Considérations morales sur le vaccin anti-Covid 19
Alors que plusieurs vaccins contre le Covid-19 ont déjà été mis au point, diverses rumeurs circulent autour de ces produits et avancent une impossibilité morale d’en user.
La situation pharmaceutique est extrêmement complexe et évolutive.
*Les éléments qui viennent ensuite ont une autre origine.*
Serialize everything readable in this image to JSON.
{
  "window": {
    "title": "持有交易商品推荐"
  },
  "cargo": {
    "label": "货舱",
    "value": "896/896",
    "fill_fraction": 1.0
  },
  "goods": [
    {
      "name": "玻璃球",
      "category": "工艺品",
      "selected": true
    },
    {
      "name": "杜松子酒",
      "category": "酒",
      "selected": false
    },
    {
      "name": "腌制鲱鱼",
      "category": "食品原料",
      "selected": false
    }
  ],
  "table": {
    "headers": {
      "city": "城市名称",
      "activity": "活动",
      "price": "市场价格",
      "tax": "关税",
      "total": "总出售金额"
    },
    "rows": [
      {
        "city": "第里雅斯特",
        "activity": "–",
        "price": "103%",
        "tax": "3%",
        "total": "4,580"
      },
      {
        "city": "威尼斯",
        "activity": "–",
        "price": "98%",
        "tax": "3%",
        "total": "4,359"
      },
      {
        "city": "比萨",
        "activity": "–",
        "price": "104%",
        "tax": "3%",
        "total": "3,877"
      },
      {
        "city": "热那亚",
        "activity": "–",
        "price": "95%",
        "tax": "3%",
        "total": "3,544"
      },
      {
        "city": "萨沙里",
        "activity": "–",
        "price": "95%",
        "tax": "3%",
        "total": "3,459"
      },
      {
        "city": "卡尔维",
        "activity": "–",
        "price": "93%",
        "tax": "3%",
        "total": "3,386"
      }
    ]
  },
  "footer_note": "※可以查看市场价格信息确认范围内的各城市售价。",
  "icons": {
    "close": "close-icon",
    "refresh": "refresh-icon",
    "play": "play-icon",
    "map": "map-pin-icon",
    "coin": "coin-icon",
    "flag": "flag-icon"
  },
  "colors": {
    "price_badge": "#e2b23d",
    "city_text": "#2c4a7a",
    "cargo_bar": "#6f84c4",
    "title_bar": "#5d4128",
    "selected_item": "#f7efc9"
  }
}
A ce jour, on ne compte près d'une cinquantaine de vaccins différents déjà produits ou en cours d’élaboration, selon 4 méthodes distinctes de conception.
Le présent article traite exclusivement de la réponse à donner à cette question morale : sur la base concrète du fonctionnement d’un vaccin et de la manière dont il est préparé, est-il possible d’utiliser l’un ou l’autre des ces vaccins sans commettre de péché ?
Libre à chacun d’avoir son opinion sur l’origine du Covid-19, sur la manière dont il a été géré ici ou là, sur la politique de vaccination de tel ou tel pays, sur la vaccination en général ; mais tous ces éléments ne changent rien à la conclusion morale donnée ici.
Article mis à jour le 6 mars 2021.
Cet article comporte trois parties, nécessaires pour comprendre le jugement moral porté.
Présentation de la vaccination
L’idée vaccinale
L’idée de préparer le corps contre les effets néfastes de poisons ou d’agents infectieux n’est pas nouvelle. Elle pourrait remonter au roi Mithridate (132 – 63 av. JC). Il est dit qu’il prenait de petites quantités de poison afin de s’y accoutumer. Cette idée se retrouve aujourd’hui dans la désensibilisation, qui a pour but de diminuer les réactions inappropriées chez les sujets allergiques. Le sujet est mis en contact avec des quantités croissantes d’éléments auxquels il est sensible pour, à terme, supprimer la réaction allergique à ces éléments.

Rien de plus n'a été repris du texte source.